E a Libertadores? Putz, pegamos uma chave difícil. Queria tanto jogar contra a baba que o Grêmio pegou este ano.

….

A violência que eu vi nesse final de semana na comemoração do Flamengo e no pós-jogo em Curitiba me chocaram profundamente. São cenas que vão correr o mundo. Resolvi postar o vídeo. Durante mais de sete minutos, o telespectador agoniza e fica perplexo com o que o ser humano é capaz.

Espero que haja uma pesadíssima punição. Cara, acabou o jogo, perdeu, vai para casa. Todo e qualquer torcedor que entrou no gramado não tem desculpa para se fazer de vítima. Valentes foram os policiais que em menor número, reagiram e tiveram peito para enfrentar um bando de covardes.

Comportamento de segunda divisão, merece a segunda divisão. Farewell, Coritiba.

….

O Rio Grande do Sul, com sua rivalidade futebolística histórica, viveu uma situação inédita, onde o maior prejudicado, em qualquer situação, seria o Grêmio. E eu torci pela vitória dos tricolores.

Porém, a direção gremista enfraqueceu o time, que não tinha obrigação de ganhar, mas sim de entrar com tudo para defender a história de uma camisa e de uma instituição. Não vi o jogo, mas acredito no relato unânime que tive.

O Grêmio, mesmo com um time amador, entrou para ganhar. Pobres garotos foram lançados aos leões e mostraram caráter. Estão de parabéns.

Não contesto de forma alguma a bravura do time do Grêmio.

Porém… é curioso o que esse rapaz diz ao entrar em campo. Alguém me explica, por favor? Para mim, fica claro que a frase é “paro de chutar a gol”.

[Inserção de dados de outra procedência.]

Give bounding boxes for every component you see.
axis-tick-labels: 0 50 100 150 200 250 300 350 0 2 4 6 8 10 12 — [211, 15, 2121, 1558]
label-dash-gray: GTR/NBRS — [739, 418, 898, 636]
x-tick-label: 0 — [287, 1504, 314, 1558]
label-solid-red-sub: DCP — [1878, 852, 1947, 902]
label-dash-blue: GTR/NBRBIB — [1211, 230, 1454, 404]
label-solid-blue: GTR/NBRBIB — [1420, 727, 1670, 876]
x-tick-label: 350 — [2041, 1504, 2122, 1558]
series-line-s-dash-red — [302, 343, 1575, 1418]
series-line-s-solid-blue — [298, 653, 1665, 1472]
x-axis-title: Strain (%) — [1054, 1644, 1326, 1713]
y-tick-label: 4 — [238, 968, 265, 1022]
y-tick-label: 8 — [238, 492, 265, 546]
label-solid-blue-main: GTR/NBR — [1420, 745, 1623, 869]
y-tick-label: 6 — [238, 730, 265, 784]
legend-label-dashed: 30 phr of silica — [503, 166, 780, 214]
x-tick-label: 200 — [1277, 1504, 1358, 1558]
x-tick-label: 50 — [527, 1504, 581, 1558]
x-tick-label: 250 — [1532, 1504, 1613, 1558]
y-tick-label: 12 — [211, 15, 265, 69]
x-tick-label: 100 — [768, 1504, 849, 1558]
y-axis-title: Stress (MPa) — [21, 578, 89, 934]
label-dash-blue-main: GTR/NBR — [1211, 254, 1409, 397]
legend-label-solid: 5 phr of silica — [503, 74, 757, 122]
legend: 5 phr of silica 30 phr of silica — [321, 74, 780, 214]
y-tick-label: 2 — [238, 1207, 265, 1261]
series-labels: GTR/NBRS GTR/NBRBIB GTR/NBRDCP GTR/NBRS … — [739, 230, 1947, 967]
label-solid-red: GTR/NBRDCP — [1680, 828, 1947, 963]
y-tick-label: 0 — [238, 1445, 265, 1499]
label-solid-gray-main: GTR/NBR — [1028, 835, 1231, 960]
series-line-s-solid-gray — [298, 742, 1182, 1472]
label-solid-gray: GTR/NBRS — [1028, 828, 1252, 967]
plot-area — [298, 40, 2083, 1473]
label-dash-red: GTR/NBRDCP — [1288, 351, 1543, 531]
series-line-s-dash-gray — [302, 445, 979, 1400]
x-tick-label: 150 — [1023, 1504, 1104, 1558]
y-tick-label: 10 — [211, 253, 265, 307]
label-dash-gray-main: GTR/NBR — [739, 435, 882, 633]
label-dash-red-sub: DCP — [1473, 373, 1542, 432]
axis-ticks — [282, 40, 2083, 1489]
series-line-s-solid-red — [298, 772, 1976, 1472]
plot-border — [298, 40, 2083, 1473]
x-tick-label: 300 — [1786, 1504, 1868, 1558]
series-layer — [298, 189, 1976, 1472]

E qual será o pedido do Adriano para o Léo que foi necessário por a mão na boca, visto que haviam 85 mil pessoas gritando? Reparem que ele termina a frase com “por favor”. Pode ser um “Ô, meu… na boa, não encosta muito na marcação aqui porque eu acho que você teve uma ereção”. Ou então “Porra, aí…facilita, pô. Cês não precisam de tanta vontade assim”. Quem sabe um… “Ô, moleque. Eu conheço os caras lá do morro, parceiro. Se não aliviar, fica ruim, entendeu?”. Se alguém quiser continuar a lista, fique a vontade.

3 Respostas to “A festa cheia de ninguém”

  1. andreizinho andreizinho… teu time perde pro BOTAFOGO DUAS VEZES e tu quer achar a culpa no palheiro do grêmio? o primeiro time a ser campeão do 1º turno e perder a taça dá os parabéns para o segundo. o cavalo paraguaio’09 não aprendeu NADA do ’08. e olha que tava difícil: ano passado fomos superados pelo time burguês do são paulo. esse ano vocês entregaram prum clube que atrasa salários. quanto custava o time do grêmio ano passado? e quanto custava o do inter esse ano? em 2010, montem um time de R$ 8 milhões mensais e talvez ganhem. sem choro!

    e o diálogo do adriano com o léo foi:
    – léo, cêish não tinham dito que iam entregar essa porra, porra?
    – adrhnhm, mh mh mhummunmo?
    – que porra cê disse, léo?
    – adrhmbhm, hmhm mhumundo?
    – tira a mão da boca e fala logo, porra!
    – ADRIANO, CÊ TÁ ME OUVINDO??

  2. andreifonseca Says:

    Estimado, Vini.

    Tu não leu meu post, né? Não acredito que tenha essa opinião depois de lê-lo.